アシックスという巨大スポーツブランドとスポーツアプリ、ヤマハという自動車メーカーとネットワーク技術、老舗企業がこれまでに築いたアセットを惜しみなく提供することで、「これぞオープンイノベーション!」という成果が生み出されることを期待しています。
多くのバッターボックスに立ち続ける
ただ、一発でホームラン!といかないのが、スタートアップの世界です。
先日、楽天は四半期決算で、2011年に買収した電子書籍のKoboなどの減損が大きく影響し、8期ぶりの営業減益となったということが大きく報じられていました。
短期的には失敗と見えるような案件もあるかもしれませんが、楽天はずっと「シリコンバレーのバッターボックスに立ち続けている」ことで、大きな成果を上げています。

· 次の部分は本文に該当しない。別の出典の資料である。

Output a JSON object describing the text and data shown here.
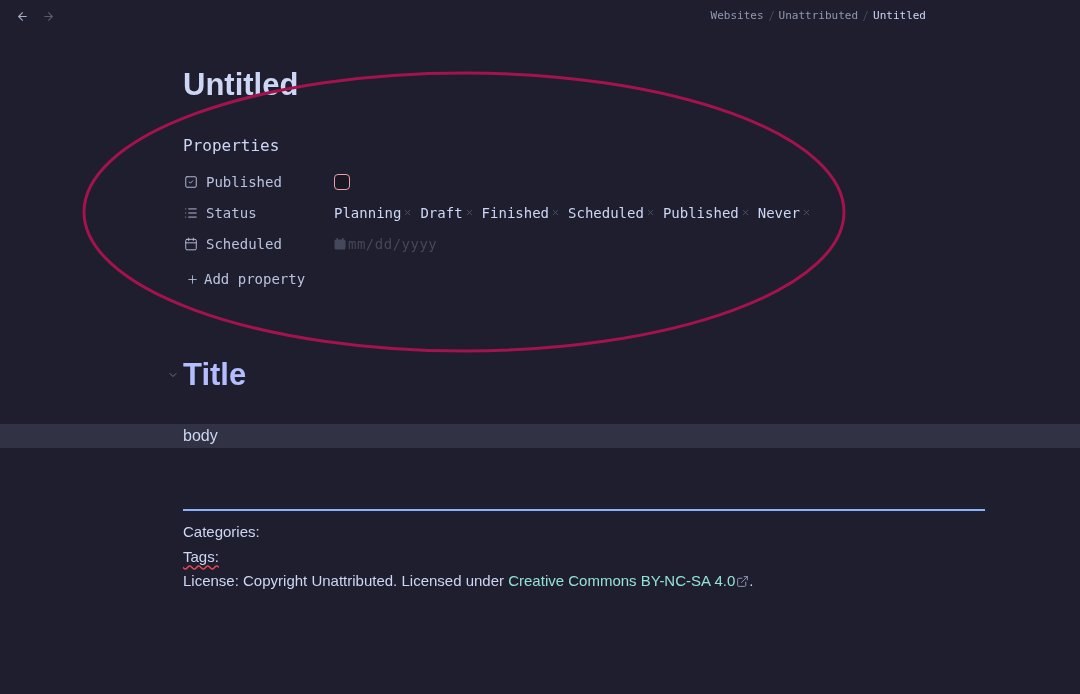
{
  "nav": {
    "back": {
      "disabled": false
    },
    "forward": {
      "disabled": true
    }
  },
  "breadcrumb": [
    {
      "label": "Websites",
      "current": false
    },
    {
      "label": "Unattributed",
      "current": false
    },
    {
      "label": "Untitled",
      "current": true
    }
  ],
  "page_title": "Untitled",
  "properties": {
    "heading": "Properties",
    "items": [
      {
        "kind": "checkbox",
        "label": "Published",
        "checked": false
      },
      {
        "kind": "tags",
        "label": "Status",
        "tags": [
          "Planning",
          "Draft",
          "Finished",
          "Scheduled",
          "Published",
          "Never"
        ]
      },
      {
        "kind": "date",
        "label": "Scheduled",
        "placeholder": "mm/dd/yyyy"
      }
    ],
    "add_button": "Add property"
  },
  "heading": {
    "text": "Title",
    "expanded": true
  },
  "body": {
    "text": "body",
    "active": true
  },
  "footer": {
    "categories": {
      "text": "Categories:",
      "misspelled": false
    },
    "tags": {
      "text": "Tags:",
      "misspelled": true
    },
    "license": {
      "text": "License: Copyright Unattributed. Licensed under",
      "link": "Creative Commons BY-NC-SA 4.0",
      "suffix": "."
    }
  }
}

先日、時価総額$5.5BでGMから$500Mの投資を受けたLyftにはその1年前に出資をしていますし、1億以上のアクティブユーザを誇り独自のポジショニングを築いているソーシャルメディアのPinterestには4年も前に1/10程度のValuationで出資をするなど、他の日本企業では全く入り込めていないところに入れているという事実もあります。
シリコンバレーのど真ん中でバッターボックスに立ち続けていることで、他の日本企業からは見えてもいないチャンス、技術、ノウハウ、ネットワークを手にしているはずです。
ようやく動き始めた老舗企業による投資やM&Aも、一発目からうまくいくとは限りません。
失敗すると「ほらーやっぱり」「海外は難しいよ」となりがちですが、GoogleやFacebookでも、投資やM&Aにおいて10割バッターではありません。
ぜひこのトレンドが続き、多くの力のある企業がたくさんのバッターボックスに立ち、シリコンバレーにおいて存在感を増していくことを強く期待しています。